The Oregon Department of Agriculture is the lead agency for regulating agricultural water quality under existing law and will remain the lead agency under proposed standards, Smith said.
Rep. Cliff Bentz, R-Ontario, who is a chief sponsor of the bill, said, however: "We want to make it as clear as we possibly can."
Oregon farm representatives brought the bill forward because they were concerned the Department of Environmental Quality was positioning itself as the lead agency for regulating agricultural water quality.
The concern emerged during DEQ's attempt to adopt the strictest water quality standards in the nation as part of the agency's comprehensive toxics reduction strategy.
The concern persists despite assurances from DEQ Director Dick Pedersen that the department has no desire to assume regulatory responsibilities of agricultural water quality.
The Oregon Department of Agriculture regulates agricultural water quality under a memorandum of understanding from DEQ, the agency responsible for administering the Clean Water Act in Oregon.
Pedersen and ODA Director Katy Coba spoke in support of the bill in the April 20 hearing.

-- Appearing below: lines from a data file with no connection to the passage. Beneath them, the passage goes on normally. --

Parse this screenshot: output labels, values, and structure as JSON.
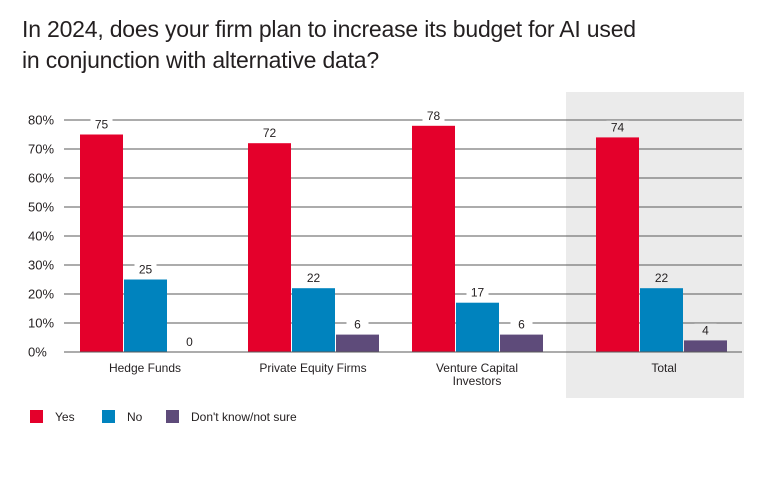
{
  "chart_data": {
    "type": "bar",
    "title": "In 2024, does your firm plan to increase its budget for AI used in conjunction with alternative data?",
    "title_lines": [
      "In 2024, does your firm plan to increase its budget for AI used",
      "in conjunction with alternative data?"
    ],
    "categories": [
      "Hedge Funds",
      "Private Equity Firms",
      "Venture Capital Investors",
      "Total"
    ],
    "category_lines": [
      [
        "Hedge Funds"
      ],
      [
        "Private Equity Firms"
      ],
      [
        "Venture Capital",
        "Investors"
      ],
      [
        "Total"
      ]
    ],
    "highlighted_category": "Total",
    "series": [
      {
        "name": "Yes",
        "color": "#e4002b",
        "values": [
          75,
          72,
          78,
          74
        ]
      },
      {
        "name": "No",
        "color": "#0083be",
        "values": [
          25,
          22,
          17,
          22
        ]
      },
      {
        "name": "Don't know/not sure",
        "color": "#5e4b7a",
        "values": [
          0,
          6,
          6,
          4
        ]
      }
    ],
    "value_labels": [
      [
        "75",
        "25",
        "0"
      ],
      [
        "72",
        "22",
        "6"
      ],
      [
        "78",
        "17",
        "6"
      ],
      [
        "74",
        "22",
        "4"
      ]
    ],
    "y_ticks": [
      "0%",
      "10%",
      "20%",
      "30%",
      "40%",
      "50%",
      "60%",
      "70%",
      "80%"
    ],
    "ylim": [
      0,
      80
    ],
    "grid": true,
    "legend_position": "bottom-left"
  }
}
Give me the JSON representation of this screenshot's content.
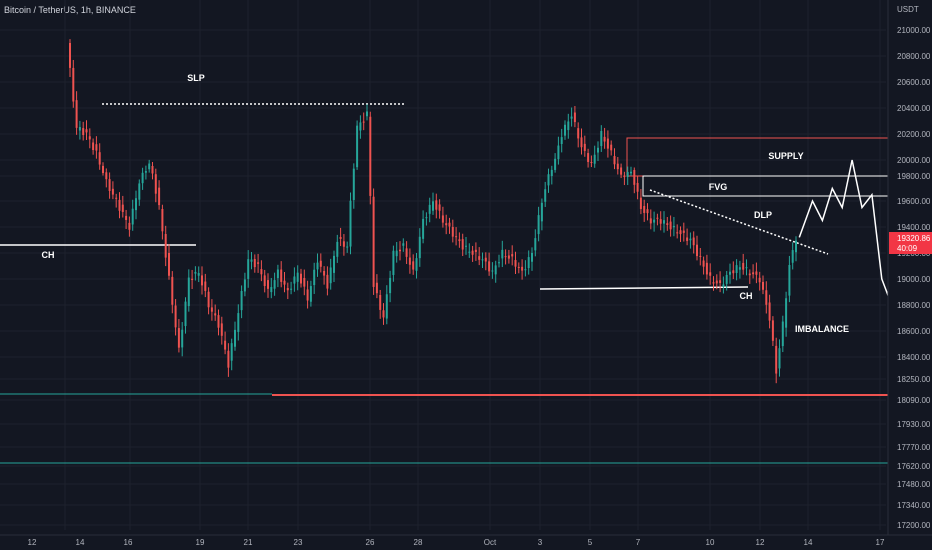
{
  "header": {
    "symbol_title": "Bitcoin / TetherUS, 1h, BINANCE"
  },
  "colors": {
    "background": "#131722",
    "grid": "#1e222d",
    "axis_text": "#b2b5be",
    "candle_up": "#26a69a",
    "candle_down": "#ef5350",
    "supply_zone": "#ef5350",
    "support_red": "#ef5350",
    "green_line": "#26a69a",
    "white": "#ffffff",
    "price_tag": "#f23645"
  },
  "chart_data": {
    "type": "candlestick",
    "title": "Bitcoin / TetherUS, 1h, BINANCE",
    "y_axis": {
      "unit_label": "USDT",
      "ticks": [
        21000,
        20800,
        20600,
        20400,
        20200,
        20000,
        19800,
        19600,
        19400,
        19200,
        19000,
        18800,
        18600,
        18400,
        18250,
        18090,
        17930,
        17770,
        17620,
        17480,
        17340,
        17200
      ],
      "tick_labels": [
        "21000.00",
        "20800.00",
        "20600.00",
        "20400.00",
        "20200.00",
        "20000.00",
        "19800.00",
        "19600.00",
        "19400.00",
        "19200.00",
        "19000.00",
        "18800.00",
        "18600.00",
        "18400.00",
        "18250.00",
        "18090.00",
        "17930.00",
        "17770.00",
        "17620.00",
        "17480.00",
        "17340.00",
        "17200.00"
      ]
    },
    "x_axis": {
      "tick_labels": [
        "12",
        "14",
        "16",
        "19",
        "21",
        "23",
        "26",
        "28",
        "Oct",
        "3",
        "5",
        "7",
        "10",
        "12",
        "14",
        "17"
      ]
    },
    "current_price": {
      "price": "19320.86",
      "countdown": "40:09"
    },
    "price_path": [
      [
        0,
        20900
      ],
      [
        3,
        20250
      ],
      [
        6,
        20200
      ],
      [
        9,
        20050
      ],
      [
        12,
        19750
      ],
      [
        15,
        19600
      ],
      [
        19,
        19400
      ],
      [
        22,
        19750
      ],
      [
        25,
        19950
      ],
      [
        28,
        19550
      ],
      [
        31,
        19000
      ],
      [
        34,
        18450
      ],
      [
        37,
        19000
      ],
      [
        40,
        19050
      ],
      [
        43,
        18800
      ],
      [
        46,
        18650
      ],
      [
        49,
        18350
      ],
      [
        52,
        18750
      ],
      [
        55,
        19150
      ],
      [
        58,
        19100
      ],
      [
        61,
        18900
      ],
      [
        64,
        19050
      ],
      [
        67,
        18900
      ],
      [
        70,
        19050
      ],
      [
        73,
        18850
      ],
      [
        76,
        19150
      ],
      [
        79,
        18950
      ],
      [
        82,
        19300
      ],
      [
        85,
        19250
      ],
      [
        88,
        20250
      ],
      [
        91,
        20350
      ],
      [
        93,
        18950
      ],
      [
        96,
        18700
      ],
      [
        99,
        19200
      ],
      [
        102,
        19250
      ],
      [
        105,
        19050
      ],
      [
        108,
        19450
      ],
      [
        111,
        19600
      ],
      [
        114,
        19450
      ],
      [
        117,
        19350
      ],
      [
        120,
        19250
      ],
      [
        123,
        19200
      ],
      [
        126,
        19150
      ],
      [
        129,
        19050
      ],
      [
        132,
        19200
      ],
      [
        135,
        19150
      ],
      [
        138,
        19050
      ],
      [
        141,
        19200
      ],
      [
        144,
        19600
      ],
      [
        147,
        19900
      ],
      [
        150,
        20200
      ],
      [
        153,
        20350
      ],
      [
        156,
        20100
      ],
      [
        159,
        19950
      ],
      [
        162,
        20200
      ],
      [
        165,
        20050
      ],
      [
        168,
        19800
      ],
      [
        171,
        19850
      ],
      [
        174,
        19550
      ],
      [
        177,
        19450
      ],
      [
        180,
        19450
      ],
      [
        183,
        19400
      ],
      [
        186,
        19350
      ],
      [
        189,
        19300
      ],
      [
        192,
        19150
      ],
      [
        195,
        19000
      ],
      [
        198,
        18950
      ],
      [
        201,
        19050
      ],
      [
        204,
        19100
      ],
      [
        207,
        19050
      ],
      [
        210,
        19000
      ],
      [
        213,
        18700
      ],
      [
        215,
        18300
      ],
      [
        217,
        18650
      ],
      [
        219,
        19100
      ],
      [
        221,
        19320
      ]
    ],
    "projection_path": [
      [
        221,
        19320
      ],
      [
        225,
        19600
      ],
      [
        228,
        19450
      ],
      [
        231,
        19700
      ],
      [
        234,
        19550
      ],
      [
        237,
        20000
      ],
      [
        240,
        19550
      ],
      [
        243,
        19650
      ],
      [
        246,
        19000
      ],
      [
        249,
        18800
      ],
      [
        252,
        19100
      ],
      [
        255,
        18500
      ]
    ],
    "zones": [
      {
        "label": "SUPPLY",
        "top": 20100,
        "bottom": 19800
      },
      {
        "label": "FVG",
        "top": 19800,
        "bottom": 19650
      }
    ],
    "lines": [
      {
        "label": "SLP",
        "style": "dotted",
        "price": 20400
      },
      {
        "label": "CH",
        "style": "solid",
        "price": 19250
      },
      {
        "label": "CH",
        "style": "solid",
        "price": 18930
      },
      {
        "label": "",
        "style": "solid-red",
        "price": 18090
      },
      {
        "label": "",
        "style": "solid-green",
        "price": 18090
      },
      {
        "label": "",
        "style": "solid-green",
        "price": 17630
      }
    ],
    "annotations": [
      "SLP",
      "CH",
      "SUPPLY",
      "FVG",
      "DLP",
      "CH",
      "IMBALANCE"
    ]
  }
}
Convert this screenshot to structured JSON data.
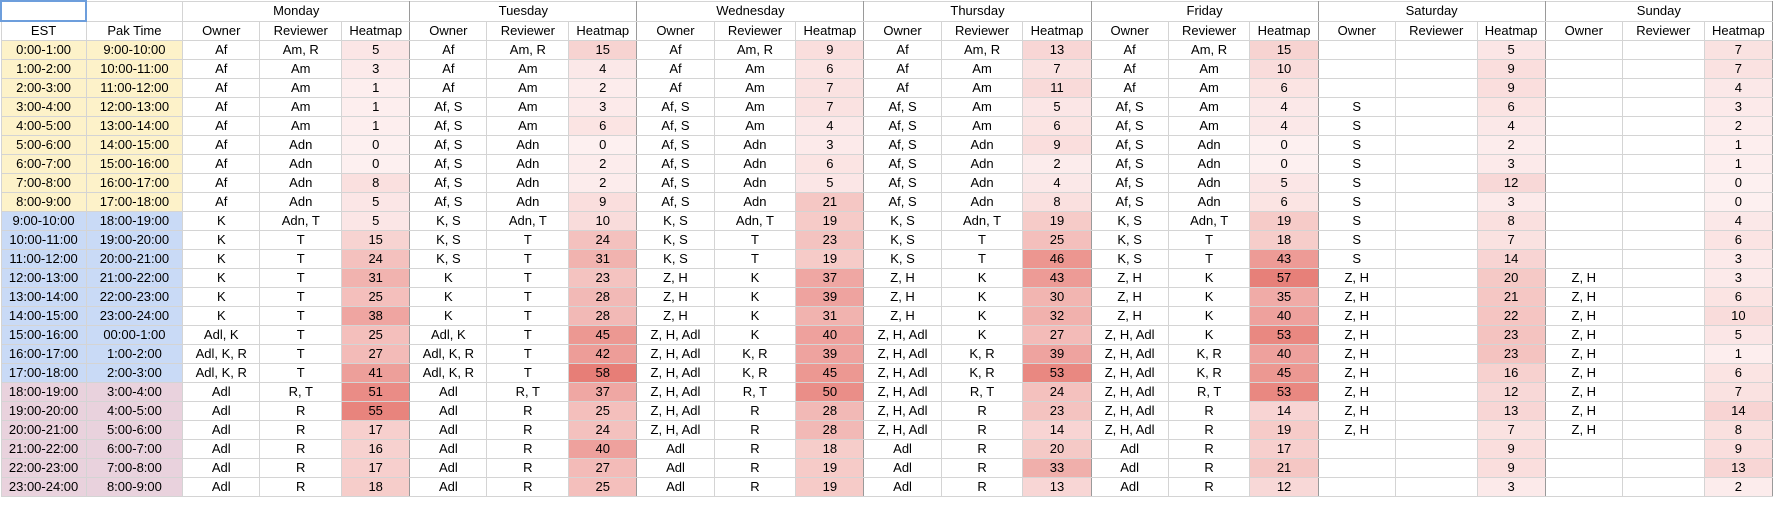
{
  "header": {
    "est": "EST",
    "pak": "Pak Time",
    "cols": [
      "Owner",
      "Reviewer",
      "Heatmap"
    ]
  },
  "days": [
    "Monday",
    "Tuesday",
    "Wednesday",
    "Thursday",
    "Friday",
    "Saturday",
    "Sunday"
  ],
  "colors": {
    "heat_low": "#fdf0f0",
    "heat_high": "#e77e77",
    "est_morning": "#fdf2c9",
    "est_day": "#c9daf6",
    "est_evening": "#e9d2dd"
  },
  "rows": [
    {
      "est": "0:00-1:00",
      "pak": "9:00-10:00",
      "days": [
        [
          "Af",
          "Am, R",
          "5"
        ],
        [
          "Af",
          "Am, R",
          "15"
        ],
        [
          "Af",
          "Am, R",
          "9"
        ],
        [
          "Af",
          "Am, R",
          "13"
        ],
        [
          "Af",
          "Am, R",
          "15"
        ],
        [
          "",
          "",
          "5"
        ],
        [
          "",
          "",
          "7"
        ]
      ]
    },
    {
      "est": "1:00-2:00",
      "pak": "10:00-11:00",
      "days": [
        [
          "Af",
          "Am",
          "3"
        ],
        [
          "Af",
          "Am",
          "4"
        ],
        [
          "Af",
          "Am",
          "6"
        ],
        [
          "Af",
          "Am",
          "7"
        ],
        [
          "Af",
          "Am",
          "10"
        ],
        [
          "",
          "",
          "9"
        ],
        [
          "",
          "",
          "7"
        ]
      ]
    },
    {
      "est": "2:00-3:00",
      "pak": "11:00-12:00",
      "days": [
        [
          "Af",
          "Am",
          "1"
        ],
        [
          "Af",
          "Am",
          "2"
        ],
        [
          "Af",
          "Am",
          "7"
        ],
        [
          "Af",
          "Am",
          "11"
        ],
        [
          "Af",
          "Am",
          "6"
        ],
        [
          "",
          "",
          "9"
        ],
        [
          "",
          "",
          "4"
        ]
      ]
    },
    {
      "est": "3:00-4:00",
      "pak": "12:00-13:00",
      "days": [
        [
          "Af",
          "Am",
          "1"
        ],
        [
          "Af, S",
          "Am",
          "3"
        ],
        [
          "Af, S",
          "Am",
          "7"
        ],
        [
          "Af, S",
          "Am",
          "5"
        ],
        [
          "Af, S",
          "Am",
          "4"
        ],
        [
          "S",
          "",
          "6"
        ],
        [
          "",
          "",
          "3"
        ]
      ]
    },
    {
      "est": "4:00-5:00",
      "pak": "13:00-14:00",
      "days": [
        [
          "Af",
          "Am",
          "1"
        ],
        [
          "Af, S",
          "Am",
          "6"
        ],
        [
          "Af, S",
          "Am",
          "4"
        ],
        [
          "Af, S",
          "Am",
          "6"
        ],
        [
          "Af, S",
          "Am",
          "4"
        ],
        [
          "S",
          "",
          "4"
        ],
        [
          "",
          "",
          "2"
        ]
      ]
    },
    {
      "est": "5:00-6:00",
      "pak": "14:00-15:00",
      "days": [
        [
          "Af",
          "Adn",
          "0"
        ],
        [
          "Af, S",
          "Adn",
          "0"
        ],
        [
          "Af, S",
          "Adn",
          "3"
        ],
        [
          "Af, S",
          "Adn",
          "9"
        ],
        [
          "Af, S",
          "Adn",
          "0"
        ],
        [
          "S",
          "",
          "2"
        ],
        [
          "",
          "",
          "1"
        ]
      ]
    },
    {
      "est": "6:00-7:00",
      "pak": "15:00-16:00",
      "days": [
        [
          "Af",
          "Adn",
          "0"
        ],
        [
          "Af, S",
          "Adn",
          "2"
        ],
        [
          "Af, S",
          "Adn",
          "6"
        ],
        [
          "Af, S",
          "Adn",
          "2"
        ],
        [
          "Af, S",
          "Adn",
          "0"
        ],
        [
          "S",
          "",
          "3"
        ],
        [
          "",
          "",
          "1"
        ]
      ]
    },
    {
      "est": "7:00-8:00",
      "pak": "16:00-17:00",
      "days": [
        [
          "Af",
          "Adn",
          "8"
        ],
        [
          "Af, S",
          "Adn",
          "2"
        ],
        [
          "Af, S",
          "Adn",
          "5"
        ],
        [
          "Af, S",
          "Adn",
          "4"
        ],
        [
          "Af, S",
          "Adn",
          "5"
        ],
        [
          "S",
          "",
          "12"
        ],
        [
          "",
          "",
          "0"
        ]
      ]
    },
    {
      "est": "8:00-9:00",
      "pak": "17:00-18:00",
      "days": [
        [
          "Af",
          "Adn",
          "5"
        ],
        [
          "Af, S",
          "Adn",
          "9"
        ],
        [
          "Af, S",
          "Adn",
          "21"
        ],
        [
          "Af, S",
          "Adn",
          "8"
        ],
        [
          "Af, S",
          "Adn",
          "6"
        ],
        [
          "S",
          "",
          "3"
        ],
        [
          "",
          "",
          "0"
        ]
      ]
    },
    {
      "est": "9:00-10:00",
      "pak": "18:00-19:00",
      "days": [
        [
          "K",
          "Adn, T",
          "5"
        ],
        [
          "K, S",
          "Adn, T",
          "10"
        ],
        [
          "K, S",
          "Adn, T",
          "19"
        ],
        [
          "K, S",
          "Adn, T",
          "19"
        ],
        [
          "K, S",
          "Adn, T",
          "19"
        ],
        [
          "S",
          "",
          "8"
        ],
        [
          "",
          "",
          "4"
        ]
      ]
    },
    {
      "est": "10:00-11:00",
      "pak": "19:00-20:00",
      "days": [
        [
          "K",
          "T",
          "15"
        ],
        [
          "K, S",
          "T",
          "24"
        ],
        [
          "K, S",
          "T",
          "23"
        ],
        [
          "K, S",
          "T",
          "25"
        ],
        [
          "K, S",
          "T",
          "18"
        ],
        [
          "S",
          "",
          "7"
        ],
        [
          "",
          "",
          "6"
        ]
      ]
    },
    {
      "est": "11:00-12:00",
      "pak": "20:00-21:00",
      "days": [
        [
          "K",
          "T",
          "24"
        ],
        [
          "K, S",
          "T",
          "31"
        ],
        [
          "K, S",
          "T",
          "19"
        ],
        [
          "K, S",
          "T",
          "46"
        ],
        [
          "K, S",
          "T",
          "43"
        ],
        [
          "S",
          "",
          "14"
        ],
        [
          "",
          "",
          "3"
        ]
      ]
    },
    {
      "est": "12:00-13:00",
      "pak": "21:00-22:00",
      "days": [
        [
          "K",
          "T",
          "31"
        ],
        [
          "K",
          "T",
          "23"
        ],
        [
          "Z, H",
          "K",
          "37"
        ],
        [
          "Z, H",
          "K",
          "43"
        ],
        [
          "Z, H",
          "K",
          "57"
        ],
        [
          "Z, H",
          "",
          "20"
        ],
        [
          "Z, H",
          "",
          "3"
        ]
      ]
    },
    {
      "est": "13:00-14:00",
      "pak": "22:00-23:00",
      "days": [
        [
          "K",
          "T",
          "25"
        ],
        [
          "K",
          "T",
          "28"
        ],
        [
          "Z, H",
          "K",
          "39"
        ],
        [
          "Z, H",
          "K",
          "30"
        ],
        [
          "Z, H",
          "K",
          "35"
        ],
        [
          "Z, H",
          "",
          "21"
        ],
        [
          "Z, H",
          "",
          "6"
        ]
      ]
    },
    {
      "est": "14:00-15:00",
      "pak": "23:00-24:00",
      "days": [
        [
          "K",
          "T",
          "38"
        ],
        [
          "K",
          "T",
          "28"
        ],
        [
          "Z, H",
          "K",
          "31"
        ],
        [
          "Z, H",
          "K",
          "32"
        ],
        [
          "Z, H",
          "K",
          "40"
        ],
        [
          "Z, H",
          "",
          "22"
        ],
        [
          "Z, H",
          "",
          "10"
        ]
      ]
    },
    {
      "est": "15:00-16:00",
      "pak": "00:00-1:00",
      "days": [
        [
          "Adl, K",
          "T",
          "25"
        ],
        [
          "Adl, K",
          "T",
          "45"
        ],
        [
          "Z, H, Adl",
          "K",
          "40"
        ],
        [
          "Z, H, Adl",
          "K",
          "27"
        ],
        [
          "Z, H, Adl",
          "K",
          "53"
        ],
        [
          "Z, H",
          "",
          "23"
        ],
        [
          "Z, H",
          "",
          "5"
        ]
      ]
    },
    {
      "est": "16:00-17:00",
      "pak": "1:00-2:00",
      "days": [
        [
          "Adl, K, R",
          "T",
          "27"
        ],
        [
          "Adl, K, R",
          "T",
          "42"
        ],
        [
          "Z, H, Adl",
          "K, R",
          "39"
        ],
        [
          "Z, H, Adl",
          "K, R",
          "39"
        ],
        [
          "Z, H, Adl",
          "K, R",
          "40"
        ],
        [
          "Z, H",
          "",
          "23"
        ],
        [
          "Z, H",
          "",
          "1"
        ]
      ]
    },
    {
      "est": "17:00-18:00",
      "pak": "2:00-3:00",
      "days": [
        [
          "Adl, K, R",
          "T",
          "41"
        ],
        [
          "Adl, K, R",
          "T",
          "58"
        ],
        [
          "Z, H, Adl",
          "K, R",
          "45"
        ],
        [
          "Z, H, Adl",
          "K, R",
          "53"
        ],
        [
          "Z, H, Adl",
          "K, R",
          "45"
        ],
        [
          "Z, H",
          "",
          "16"
        ],
        [
          "Z, H",
          "",
          "6"
        ]
      ]
    },
    {
      "est": "18:00-19:00",
      "pak": "3:00-4:00",
      "days": [
        [
          "Adl",
          "R, T",
          "51"
        ],
        [
          "Adl",
          "R, T",
          "37"
        ],
        [
          "Z, H, Adl",
          "R, T",
          "50"
        ],
        [
          "Z, H, Adl",
          "R, T",
          "24"
        ],
        [
          "Z, H, Adl",
          "R, T",
          "53"
        ],
        [
          "Z, H",
          "",
          "12"
        ],
        [
          "Z, H",
          "",
          "7"
        ]
      ]
    },
    {
      "est": "19:00-20:00",
      "pak": "4:00-5:00",
      "days": [
        [
          "Adl",
          "R",
          "55"
        ],
        [
          "Adl",
          "R",
          "25"
        ],
        [
          "Z, H, Adl",
          "R",
          "28"
        ],
        [
          "Z, H, Adl",
          "R",
          "23"
        ],
        [
          "Z, H, Adl",
          "R",
          "14"
        ],
        [
          "Z, H",
          "",
          "13"
        ],
        [
          "Z, H",
          "",
          "14"
        ]
      ]
    },
    {
      "est": "20:00-21:00",
      "pak": "5:00-6:00",
      "days": [
        [
          "Adl",
          "R",
          "17"
        ],
        [
          "Adl",
          "R",
          "24"
        ],
        [
          "Z, H, Adl",
          "R",
          "28"
        ],
        [
          "Z, H, Adl",
          "R",
          "14"
        ],
        [
          "Z, H, Adl",
          "R",
          "19"
        ],
        [
          "Z, H",
          "",
          "7"
        ],
        [
          "Z, H",
          "",
          "8"
        ]
      ]
    },
    {
      "est": "21:00-22:00",
      "pak": "6:00-7:00",
      "days": [
        [
          "Adl",
          "R",
          "16"
        ],
        [
          "Adl",
          "R",
          "40"
        ],
        [
          "Adl",
          "R",
          "18"
        ],
        [
          "Adl",
          "R",
          "20"
        ],
        [
          "Adl",
          "R",
          "17"
        ],
        [
          "",
          "",
          "9"
        ],
        [
          "",
          "",
          "9"
        ]
      ]
    },
    {
      "est": "22:00-23:00",
      "pak": "7:00-8:00",
      "days": [
        [
          "Adl",
          "R",
          "17"
        ],
        [
          "Adl",
          "R",
          "27"
        ],
        [
          "Adl",
          "R",
          "19"
        ],
        [
          "Adl",
          "R",
          "33"
        ],
        [
          "Adl",
          "R",
          "21"
        ],
        [
          "",
          "",
          "9"
        ],
        [
          "",
          "",
          "13"
        ]
      ]
    },
    {
      "est": "23:00-24:00",
      "pak": "8:00-9:00",
      "days": [
        [
          "Adl",
          "R",
          "18"
        ],
        [
          "Adl",
          "R",
          "25"
        ],
        [
          "Adl",
          "R",
          "19"
        ],
        [
          "Adl",
          "R",
          "13"
        ],
        [
          "Adl",
          "R",
          "12"
        ],
        [
          "",
          "",
          "3"
        ],
        [
          "",
          "",
          "2"
        ]
      ]
    }
  ]
}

"The purpose of the amended bill is to clarify the roles and responsibilities of the ODA for agricultural water quality," Pedersen and Coba wrote in a prepared statement. "This bill .... clarifies in statute the current working relationship between ODA and DEQ."
The House committee moved HB3613 despite objections from the Oregon Environmental Council and other environmental advocacy groups. The groups said the bill eases burdens on farms and ranches by stating the natural resources industry will work to protect water quality "to the maximum extent practicable."
Salem attorney Joe Hobson, who represents the Oregon Farm Bureau, said that language is used in the Clean Water Act and should not be construed as an easing of responsibilities.